The average rate on a 30-year fixed mortgage climbed to 6.02% this week, up from 5.89% last week and 2.86% a year ago, according to a survey of lenders released Thursday by mortgage giant Freddie Mac. The last time rates were this high was in the heart of the financial crisis almost 14 years ago, when the U.S. was deep in recession.
National data show that children who were learning to read earlier in the pandemic have the lowest reading proficiency rates in about 20 years.
The U.S. Department of Education last Thursday released data showing that from 2020 to 2022, average reading scores for 9-year-olds slid 5 points—to 215 out of a possible 500—in the sharpest decline since 1990. Average math scores fell 7 points to 234, the first statistically significant decline in math scores since the long-term trend assessments began in the 1970s.
Learning loss generally is worse in districts that kept classes remote longer, with the effects most pronounced in high-poverty districts, researchers say.

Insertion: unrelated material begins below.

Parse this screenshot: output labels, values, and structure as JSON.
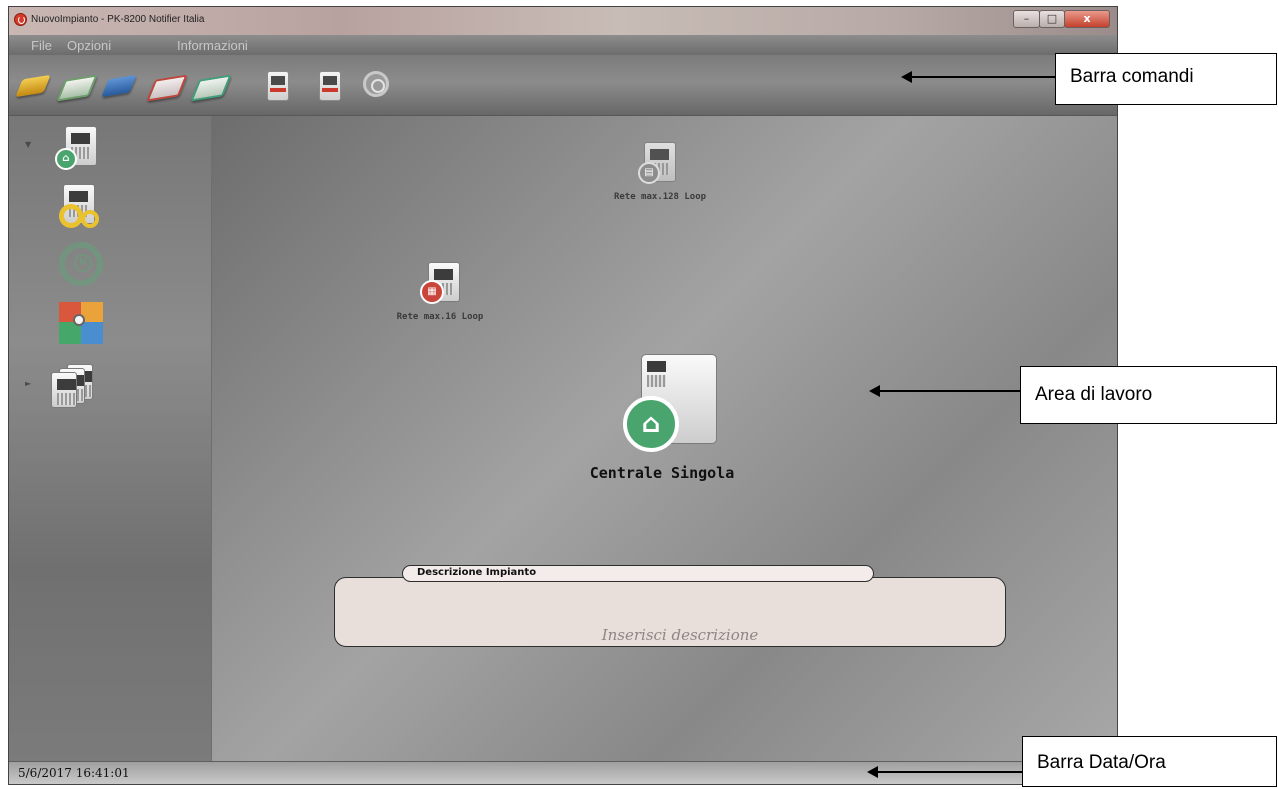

Covid's most lasting impact in the USA will be a terrible acceleration of wealth inequality for generations to come.
The consumer price index increased 0.1% from July, after no change in the prior month, Labor Department data showed Tuesday. From a year earlier, prices climbed 8.3%, a slight deceleration, largely due to recent declines in gasoline prices.
Particularly ugly to see inflation once again rising on a month-over-month basis.
The bank said in its August Survey of Consumer Expectations that one year from now, households see inflation at 5.7%, down from the 6.2% they predicted in the July survey.
How much of a predictive indicator is consumer sentiment on inflation? I'd like to know if this same survey saw the current levels of inflation coming.... That said, inflation expectations are self-fulfilling once they begin to ramp up, so very good news to see this tempered a bit.